Sul fronte delle quotazioni, dopo un andamento in discesa pressoché ovunque fino al 2015, sia per la grande che per la piccola distribuzione, dal 2016 è ripreso un ritmo di crescita moderato, più veloce nei canoni di locazione rispetto ai prezzi medi di vendita, con conseguente contrazione dei rendimenti.
In Italia le quotazioni della piccola distribuzione hanno avuto andamenti molto differenziati da città a città. Milano e Roma hanno mostrato una sostanziale tenuta dei prezzi medi di vendita e dei canoni di locazione nelle zone centrali, mentre hanno sofferto di più nelle aree semicentrali, rimaste nella capitale sotto i livelli del 2010. Allo stesso modo le quotazioni della periferia si sono mantenute nella curva decrescente, anche in questo caso con maggiore pendenza negativa sul territorio romano. Venezia e Firenze hanno mantenuto una crescita costante nelle vie centrali, mentre in quelle semicentrali e periferiche la decrescita è stata più incisiva. Torino ha recuperato i livelli del 2010 soltanto nell’anno appena trascorso ed esclusivamente per le aree centrali, il semicentro e la periferia sono rimaste in campo negativo. Per le altre città, Bari, Bologna, Genova, Napoli e Verona la curva è rimasta in discesa per tutto il periodo e in tutte le zone.

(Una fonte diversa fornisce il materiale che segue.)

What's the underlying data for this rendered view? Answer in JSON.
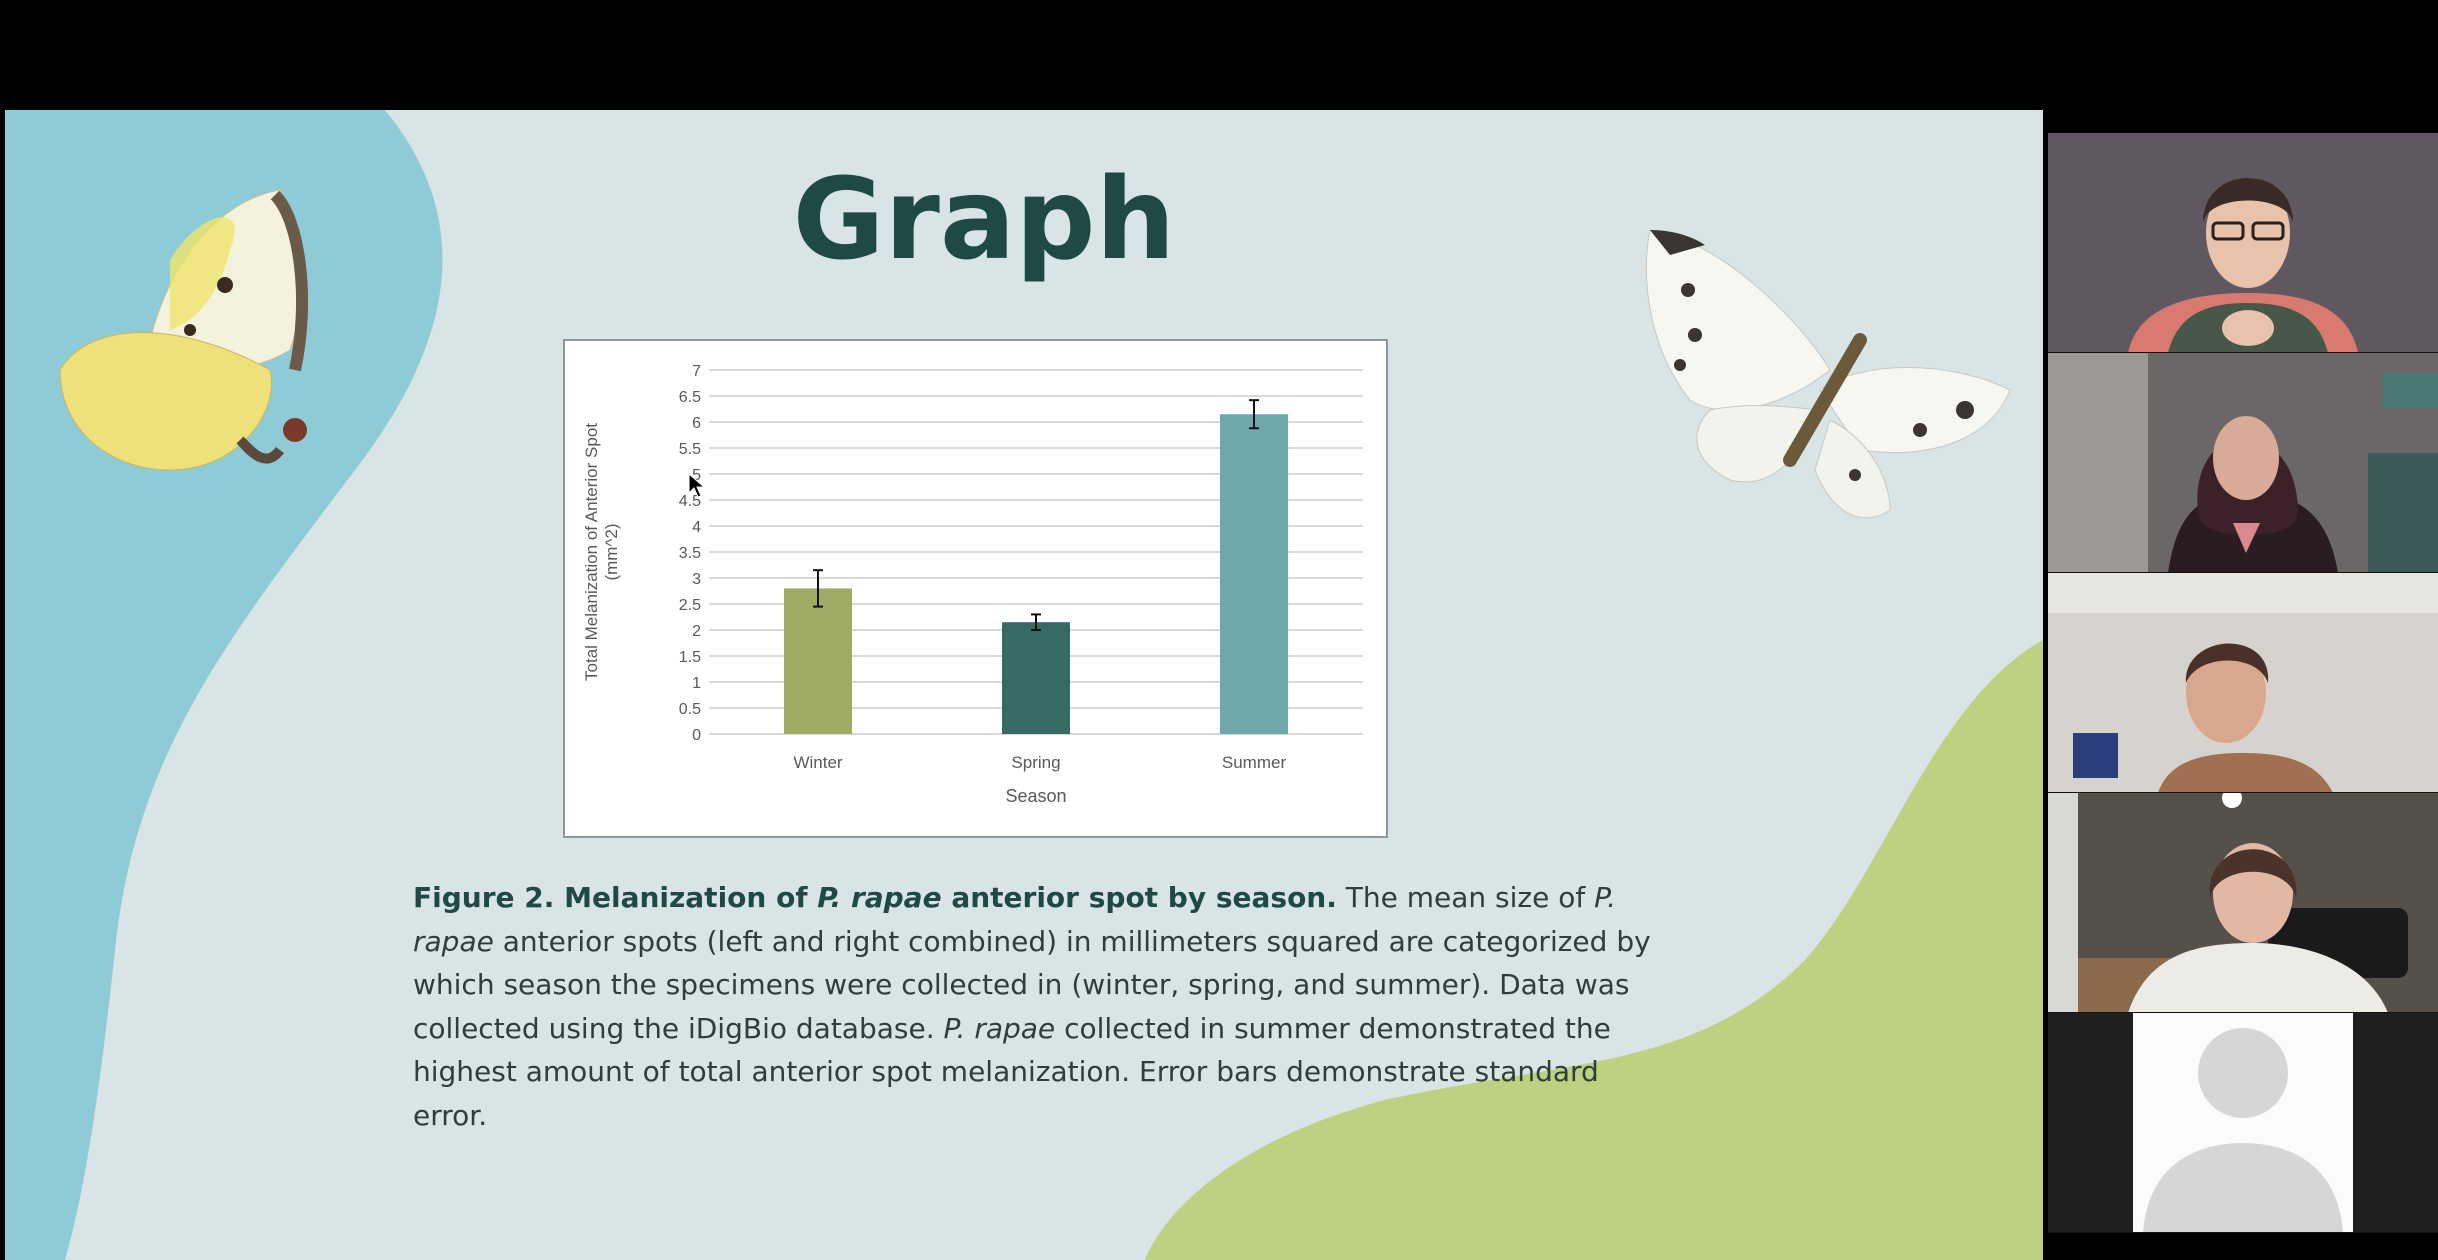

Costituiscono in universo a sé le high street delle principali città italiane, molto ambite dai retailer nell’era dell’e-commerce e, particolarmente ricercate dagli investitori specializzati, perché in grado di garantire un reddito più sicuro. Delle 47 vie monitorate da Scenari Immobiliari nelle sei principali città, si colloca al primo posto per livelli di canoni raggiunti via Monte Napoleone, con 13.200 euro al mq annui, seguita da via Condotti a Roma, con 11mila euro e successivamente da Galleria Vittorio Emanuele II, nel capoluogo lombardo, con diecimila euro, infine, da Piazza di Spagna nella Capitale, con 7.500 euro al mq annui. Le high street di Firenze e Venezia si posizionano su livelli inferiori, con merceria II Aprile e campo San Bartolomeo della città veneta che raggiungo i 5.200 mq, oppure via dei Calzaiuoli nel capoluogo toscano con 4.500 euro mq annui. L’andamento medio di canoni di locazione delle high street, mostra come negli ultimi cinque anni ci sia stato un incremento medio costante, con velocità sostenuta a Roma e Milano, rispettivamente di oltre trentatré e ventidue punti percentuali registrati tra il 2015 e il 2019. Incrementi consistenti si sono registrati anche a Firenze, venti punti percentuali, e Torino, dodici punti percentuali. Per Bologna e Venezia l’incremento è stato più calmierato, rispettivamente del dieci e sei per cento.
Sul fronte delle quotazioni per il 2020 si prevede una diminuzione, sebbene moderata, con una forte propensione alla polarizzazione tra immobili di qualità collocati nelle posizioni prime e le restanti strutture di minore attrattività. Le high street continueranno a mantenere la propria appetibilità. Tuttavia i canoni di locazione potrebbero subire una leggera contrazione per quelle strade o per quei segmenti di via che attualmente presentano delle criticità o nei quali la ripresa dell’attività economica avverrà con maggiore difficoltà.
In Italia il calo previsto del fatturato del comparto commerciale si può ricondurre, in primo luogo, ai minori investimenti degli investitori esteri (che ormai pesano oltre il cinquanta per cento del totale) dovuti alle incertezze finanziarie e specifiche del settore. La piccola distribuzione, inoltre, già messa a dura prova dell’e-commerce e dalle trasformazioni del retail, risulterà ancora più penalizzata della crisi dell’emergenza sanitaria con una ripresa che si prospetta lunga. Meglio, invece, il comparto della Gdo, attualmente sollecitato dall’incremento dei consumi dovuto alla crisi.
“Con molte probabilità – conclude Clara Garibello, direttore di ricerca a Scenari Immobiliari - occorrerà attendere il 2021 per tornare ai livelli di normalità del mercato, con il comparto retail che potrebbe registrare un rimbalzo positivo, a patto che riesca a cogliere da subito i cambiamenti nelle scelte del consumatore e possa seguire un percorso sinergico con il sottostante mercato immobiliare, sia in termini di quotazioni che di innovazione”.